A new Serie A season kicks off Saturday, Aug. 21, and after having to watch a rival claim the title it owned for nine straight seasons, Juventus will look to reclaim its position as the best team in Italy entering the campaign as the clear-cut favorite.
The winningest team in Italy is bringing back practically its entire squad from last season, but this time the players will be led by head coach Massimiliano Allegri, who’s back at the helm after a two-year hiatus. He will take over a team that is coming off a disappointing fourth-place finish, 13 points behind eventual champion Inter Milan.
Many are predicting a tough season for cash-challenged champion Inter, which lost its coach (Antonio Conte) and was compelled to transfer its top scorer (Romelu Lukaku) and last season’s revelation (Achraf Hakimi) to balance the budget during the summer. Meanwhile, second-place finisher AC Milan has kept its squad and added a handful of reinforcements. Atalanta looks poised to compete for a top-four spot again, while AS Roma, Lazio and Napoli will hope that a change in manager can transform them into serious contenders.
How to watch Serie A in USA
CBS is the exclusive broadcaster for Italian club soccer in the USA, including Serie A, the Coppa Italia (Italian Cup) and the Supercoppa Italiana (Italian Super Cup). All matches will be streamed on Paramount+ with select matches on CBS linear channels such as CBS Sports Network (CBSSN).
Serie A TV & streaming schedule for Matchday 1
The season starts with three days of matches. Champion Inter Milan kicks off its title defense at home against a hard-nosed Genoa team that will be fighting to avoid relegation. The 10-match slate wraps with AC Milan meeting the other team based in Genoa, Sampdoria, on Monday.
Saturday, Aug. 21
Sunday, Aug. 22
Monday, Aug. 23
Who will win Serie A? Champion futures
The bookmakers say seven teams have a realistic case for calling themselves contenders this season, with Juventus standing above the rest:
Juventus reset: Despite the revenue shortfalls imposed by the COVID-19 pandemic, Juventus successfully added budding Italian national team star Manuel Locatelli on a creative deal, and the Bianconeri also locked up Brazilian forward Kaio Jorge on a lower-cost transfer fee.

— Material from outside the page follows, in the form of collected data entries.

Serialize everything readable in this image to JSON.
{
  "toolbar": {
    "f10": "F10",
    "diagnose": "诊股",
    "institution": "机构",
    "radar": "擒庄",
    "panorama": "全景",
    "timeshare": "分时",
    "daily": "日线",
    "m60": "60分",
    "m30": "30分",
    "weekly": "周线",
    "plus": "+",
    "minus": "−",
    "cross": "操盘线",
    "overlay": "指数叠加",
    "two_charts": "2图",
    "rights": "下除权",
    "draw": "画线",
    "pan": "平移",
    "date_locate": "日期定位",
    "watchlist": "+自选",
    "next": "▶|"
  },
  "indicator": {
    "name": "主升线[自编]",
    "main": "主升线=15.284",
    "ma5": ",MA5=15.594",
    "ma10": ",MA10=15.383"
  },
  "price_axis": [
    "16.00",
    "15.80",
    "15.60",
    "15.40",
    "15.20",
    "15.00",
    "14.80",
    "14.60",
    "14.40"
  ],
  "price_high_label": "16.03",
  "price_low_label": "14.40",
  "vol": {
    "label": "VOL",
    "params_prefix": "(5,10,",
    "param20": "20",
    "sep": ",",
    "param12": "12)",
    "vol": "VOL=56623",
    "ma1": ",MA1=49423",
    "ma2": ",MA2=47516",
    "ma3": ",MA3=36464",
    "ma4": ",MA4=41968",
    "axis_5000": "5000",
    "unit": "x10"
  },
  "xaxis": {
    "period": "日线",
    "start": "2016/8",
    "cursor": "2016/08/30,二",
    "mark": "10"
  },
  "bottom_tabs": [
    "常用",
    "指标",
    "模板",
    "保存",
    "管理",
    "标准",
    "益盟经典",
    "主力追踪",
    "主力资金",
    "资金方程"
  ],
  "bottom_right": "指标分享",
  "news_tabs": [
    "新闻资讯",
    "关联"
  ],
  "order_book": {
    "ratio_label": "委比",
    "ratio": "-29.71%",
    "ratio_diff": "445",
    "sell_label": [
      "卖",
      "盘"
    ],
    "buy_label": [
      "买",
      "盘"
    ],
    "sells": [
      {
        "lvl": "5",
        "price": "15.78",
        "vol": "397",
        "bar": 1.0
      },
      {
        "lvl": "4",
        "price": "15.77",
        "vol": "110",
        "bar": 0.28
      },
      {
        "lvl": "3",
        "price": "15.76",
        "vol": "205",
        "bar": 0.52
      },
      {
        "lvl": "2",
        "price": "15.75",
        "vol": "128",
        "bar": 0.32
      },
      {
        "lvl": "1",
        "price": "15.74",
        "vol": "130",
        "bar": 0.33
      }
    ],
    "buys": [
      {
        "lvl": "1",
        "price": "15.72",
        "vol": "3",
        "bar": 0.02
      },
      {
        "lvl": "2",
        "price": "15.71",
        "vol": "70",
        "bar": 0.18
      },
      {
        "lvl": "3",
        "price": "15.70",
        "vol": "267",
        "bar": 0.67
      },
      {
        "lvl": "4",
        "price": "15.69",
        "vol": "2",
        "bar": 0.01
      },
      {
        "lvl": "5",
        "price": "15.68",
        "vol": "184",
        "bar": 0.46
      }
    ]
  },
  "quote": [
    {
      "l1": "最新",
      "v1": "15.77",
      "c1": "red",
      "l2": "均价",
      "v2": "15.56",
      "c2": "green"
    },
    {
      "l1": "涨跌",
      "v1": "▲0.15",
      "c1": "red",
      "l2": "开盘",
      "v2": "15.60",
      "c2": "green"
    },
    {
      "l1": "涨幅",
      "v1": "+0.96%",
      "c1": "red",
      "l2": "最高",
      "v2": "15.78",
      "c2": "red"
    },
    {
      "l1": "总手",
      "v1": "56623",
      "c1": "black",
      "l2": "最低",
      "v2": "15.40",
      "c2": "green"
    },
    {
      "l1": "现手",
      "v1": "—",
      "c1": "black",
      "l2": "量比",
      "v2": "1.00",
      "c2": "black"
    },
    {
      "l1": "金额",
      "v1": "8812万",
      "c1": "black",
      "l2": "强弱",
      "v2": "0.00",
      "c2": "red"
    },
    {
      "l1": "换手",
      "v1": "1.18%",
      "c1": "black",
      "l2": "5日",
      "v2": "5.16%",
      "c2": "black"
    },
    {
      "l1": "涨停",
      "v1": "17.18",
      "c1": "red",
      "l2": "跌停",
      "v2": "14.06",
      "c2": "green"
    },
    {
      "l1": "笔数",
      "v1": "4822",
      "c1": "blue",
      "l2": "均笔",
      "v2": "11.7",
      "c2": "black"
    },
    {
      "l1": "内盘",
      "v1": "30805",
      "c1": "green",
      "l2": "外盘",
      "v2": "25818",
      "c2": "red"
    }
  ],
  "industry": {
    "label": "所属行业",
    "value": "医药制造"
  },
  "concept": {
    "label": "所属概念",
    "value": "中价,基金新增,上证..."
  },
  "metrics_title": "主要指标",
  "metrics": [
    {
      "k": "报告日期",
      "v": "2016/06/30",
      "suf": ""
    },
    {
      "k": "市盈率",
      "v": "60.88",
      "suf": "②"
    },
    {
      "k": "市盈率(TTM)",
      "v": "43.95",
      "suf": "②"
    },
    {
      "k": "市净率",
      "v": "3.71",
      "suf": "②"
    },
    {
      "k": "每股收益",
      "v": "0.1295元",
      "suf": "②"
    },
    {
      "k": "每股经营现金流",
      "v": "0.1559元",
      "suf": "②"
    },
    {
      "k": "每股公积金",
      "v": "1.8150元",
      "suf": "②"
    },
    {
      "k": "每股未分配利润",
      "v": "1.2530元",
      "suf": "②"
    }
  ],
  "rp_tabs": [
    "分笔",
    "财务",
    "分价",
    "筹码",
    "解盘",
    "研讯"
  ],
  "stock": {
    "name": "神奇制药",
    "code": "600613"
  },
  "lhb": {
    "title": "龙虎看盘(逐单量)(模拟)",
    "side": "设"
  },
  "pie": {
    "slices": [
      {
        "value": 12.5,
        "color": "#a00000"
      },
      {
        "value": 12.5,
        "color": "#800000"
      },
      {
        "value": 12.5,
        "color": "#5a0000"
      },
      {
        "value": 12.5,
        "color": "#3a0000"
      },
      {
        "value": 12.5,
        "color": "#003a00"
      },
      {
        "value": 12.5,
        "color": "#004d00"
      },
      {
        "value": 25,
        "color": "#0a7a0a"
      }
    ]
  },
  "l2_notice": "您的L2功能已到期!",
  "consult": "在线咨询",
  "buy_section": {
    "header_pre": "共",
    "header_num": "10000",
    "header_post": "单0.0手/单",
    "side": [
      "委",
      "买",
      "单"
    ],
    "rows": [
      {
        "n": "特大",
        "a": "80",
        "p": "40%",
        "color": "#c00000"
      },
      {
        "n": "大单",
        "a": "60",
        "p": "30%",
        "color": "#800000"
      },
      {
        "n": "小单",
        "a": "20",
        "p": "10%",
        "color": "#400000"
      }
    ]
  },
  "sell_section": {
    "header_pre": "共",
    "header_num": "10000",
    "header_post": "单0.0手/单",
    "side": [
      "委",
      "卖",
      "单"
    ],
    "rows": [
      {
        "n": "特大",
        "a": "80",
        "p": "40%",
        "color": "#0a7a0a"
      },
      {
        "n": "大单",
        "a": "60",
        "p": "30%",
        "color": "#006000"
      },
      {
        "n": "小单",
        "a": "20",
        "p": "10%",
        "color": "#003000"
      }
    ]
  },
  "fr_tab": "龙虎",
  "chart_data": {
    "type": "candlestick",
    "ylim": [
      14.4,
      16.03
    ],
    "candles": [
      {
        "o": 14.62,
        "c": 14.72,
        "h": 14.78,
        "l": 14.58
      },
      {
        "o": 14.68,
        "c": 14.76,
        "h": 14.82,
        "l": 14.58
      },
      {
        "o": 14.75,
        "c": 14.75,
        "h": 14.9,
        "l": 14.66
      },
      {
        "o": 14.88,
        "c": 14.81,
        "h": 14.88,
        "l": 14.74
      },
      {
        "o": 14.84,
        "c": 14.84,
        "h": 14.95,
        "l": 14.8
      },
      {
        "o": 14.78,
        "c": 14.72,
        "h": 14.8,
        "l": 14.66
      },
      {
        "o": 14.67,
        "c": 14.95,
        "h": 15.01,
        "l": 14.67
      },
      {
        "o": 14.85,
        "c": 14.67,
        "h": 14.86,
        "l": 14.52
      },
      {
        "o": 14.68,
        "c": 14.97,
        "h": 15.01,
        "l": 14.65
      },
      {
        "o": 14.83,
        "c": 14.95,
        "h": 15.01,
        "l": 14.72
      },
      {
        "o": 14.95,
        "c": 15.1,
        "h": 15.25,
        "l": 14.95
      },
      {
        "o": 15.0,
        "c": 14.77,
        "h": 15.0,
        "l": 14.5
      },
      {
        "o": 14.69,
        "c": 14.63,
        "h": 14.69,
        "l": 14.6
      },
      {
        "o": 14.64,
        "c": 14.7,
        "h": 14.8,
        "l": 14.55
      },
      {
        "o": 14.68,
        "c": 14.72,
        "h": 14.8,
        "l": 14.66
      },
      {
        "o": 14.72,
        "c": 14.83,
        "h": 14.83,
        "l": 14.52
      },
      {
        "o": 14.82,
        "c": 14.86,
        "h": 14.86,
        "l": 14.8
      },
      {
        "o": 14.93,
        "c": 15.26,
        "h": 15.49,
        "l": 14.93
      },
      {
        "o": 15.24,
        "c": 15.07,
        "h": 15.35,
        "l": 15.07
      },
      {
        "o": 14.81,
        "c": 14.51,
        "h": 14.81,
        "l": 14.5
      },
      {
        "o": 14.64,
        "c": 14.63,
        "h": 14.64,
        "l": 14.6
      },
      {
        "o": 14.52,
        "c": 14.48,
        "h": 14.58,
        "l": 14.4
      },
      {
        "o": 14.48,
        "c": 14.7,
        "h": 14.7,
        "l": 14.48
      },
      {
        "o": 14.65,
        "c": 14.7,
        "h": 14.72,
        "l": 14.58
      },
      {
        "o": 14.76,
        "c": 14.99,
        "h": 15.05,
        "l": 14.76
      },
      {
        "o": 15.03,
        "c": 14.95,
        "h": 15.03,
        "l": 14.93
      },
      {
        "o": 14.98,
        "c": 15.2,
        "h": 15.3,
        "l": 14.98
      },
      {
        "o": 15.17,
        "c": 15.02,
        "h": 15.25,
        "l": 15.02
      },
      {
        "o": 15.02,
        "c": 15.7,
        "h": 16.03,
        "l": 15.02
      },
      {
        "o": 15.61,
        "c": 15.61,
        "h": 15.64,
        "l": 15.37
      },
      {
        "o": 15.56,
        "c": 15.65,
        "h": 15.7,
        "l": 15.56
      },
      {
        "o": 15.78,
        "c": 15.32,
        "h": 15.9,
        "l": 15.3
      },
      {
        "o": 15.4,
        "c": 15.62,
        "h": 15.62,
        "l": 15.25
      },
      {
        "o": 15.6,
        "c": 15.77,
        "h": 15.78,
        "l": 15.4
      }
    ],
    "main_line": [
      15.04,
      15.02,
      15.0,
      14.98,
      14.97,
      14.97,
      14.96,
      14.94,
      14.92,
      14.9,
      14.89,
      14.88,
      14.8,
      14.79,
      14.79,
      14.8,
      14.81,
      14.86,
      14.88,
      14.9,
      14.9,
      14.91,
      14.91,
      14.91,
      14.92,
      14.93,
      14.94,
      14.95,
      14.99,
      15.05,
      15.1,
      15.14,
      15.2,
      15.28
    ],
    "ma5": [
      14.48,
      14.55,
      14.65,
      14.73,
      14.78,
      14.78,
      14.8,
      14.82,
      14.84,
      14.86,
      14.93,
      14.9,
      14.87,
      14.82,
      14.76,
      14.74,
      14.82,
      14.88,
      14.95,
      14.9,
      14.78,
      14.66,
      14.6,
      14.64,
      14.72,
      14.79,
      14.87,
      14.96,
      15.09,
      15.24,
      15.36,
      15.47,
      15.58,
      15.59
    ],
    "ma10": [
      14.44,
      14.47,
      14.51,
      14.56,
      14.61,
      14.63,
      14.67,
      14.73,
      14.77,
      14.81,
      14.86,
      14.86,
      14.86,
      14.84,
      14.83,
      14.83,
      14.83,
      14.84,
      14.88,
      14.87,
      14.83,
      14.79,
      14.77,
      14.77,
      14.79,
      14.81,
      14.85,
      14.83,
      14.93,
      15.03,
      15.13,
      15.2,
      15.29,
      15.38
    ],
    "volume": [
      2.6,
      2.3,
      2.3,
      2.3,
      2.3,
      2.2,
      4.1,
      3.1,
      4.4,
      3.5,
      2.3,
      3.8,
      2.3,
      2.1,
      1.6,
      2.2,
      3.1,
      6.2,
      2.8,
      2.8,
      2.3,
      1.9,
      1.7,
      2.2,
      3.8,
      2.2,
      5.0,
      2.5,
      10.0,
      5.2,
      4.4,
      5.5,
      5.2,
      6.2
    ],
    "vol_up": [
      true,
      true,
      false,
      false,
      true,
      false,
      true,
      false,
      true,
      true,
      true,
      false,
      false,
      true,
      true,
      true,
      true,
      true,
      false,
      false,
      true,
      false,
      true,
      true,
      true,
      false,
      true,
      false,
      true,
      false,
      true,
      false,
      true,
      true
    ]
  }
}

With superstar Cristiano Ronaldo (below) sticking around and Paulo Dybala eager to relaunch his career, this will be the usual ambitious Juventus on all fronts. Outside Serie A, the club’s big dream will once again be winning the UEFA Champions League after Allegri took it to two finals in three seasons (2015 and 2017), coming up short on both occasions.
Milan clubs chasing the Old Lady: Inter Milan and AC Milan are expected to be the main challengers to Juventus in the title race. Their squads are stacked. Despite its prominent personnel departures, Inter added three solid starting-caliber players to the roster (Denzel Dumfries, Edin Dzeko and Hakan Calhanoglu), as did AC Milan, which will have a new man at goalkeeper to succeed Italian national team keeper Gigi Donnarumma: Frenchman Mike Maignan. If not the title, Champions League qualification is the minimum expectation for both Milan sides.
Can Atalanta’s model keep producing results? The Bergamo club has continued to surprise with three straight third-place finishes in Serie A. The formula is straightforward: Sell off prized assets and then reinvest the cash into scouting and player development for the next wave of elite players. It happened again over the summer with Tottenham claiming its starting goalkeeper (Pierluigi Gollini) and defender (Cristian Romero). If the replacements prove to be up to par, expect Atalanta to once again hover in those top three spots.
Rome all fired up: Both Rome clubs, AS Roma and Lazio, have new managers who are now the face of their respective organizations. Jose Mourinho (Roma, below) and Maurizio Sarri (Lazio) land in Rome with impressive resumes, fiery personalities and very different brands of soccer. Whether or not either can elevate his club to compete with Juventus from the start, the measuring stick is sure to be the intracity rival in Year 1.
Watch out for Napoli: No one’s talking about the Neapolitan club, which has quietly gone about preparing this summer with little transfer activity of note. The most prominent move was the hiring of manager Luciano Spalletti, who returns to the coaching ranks after two years away. If the veteran can push the right buttons and infuse fresh ideas and energy into the group, Napoli has a strong roster that can make a title run after failing to qualify for the Champions League the last two seasons.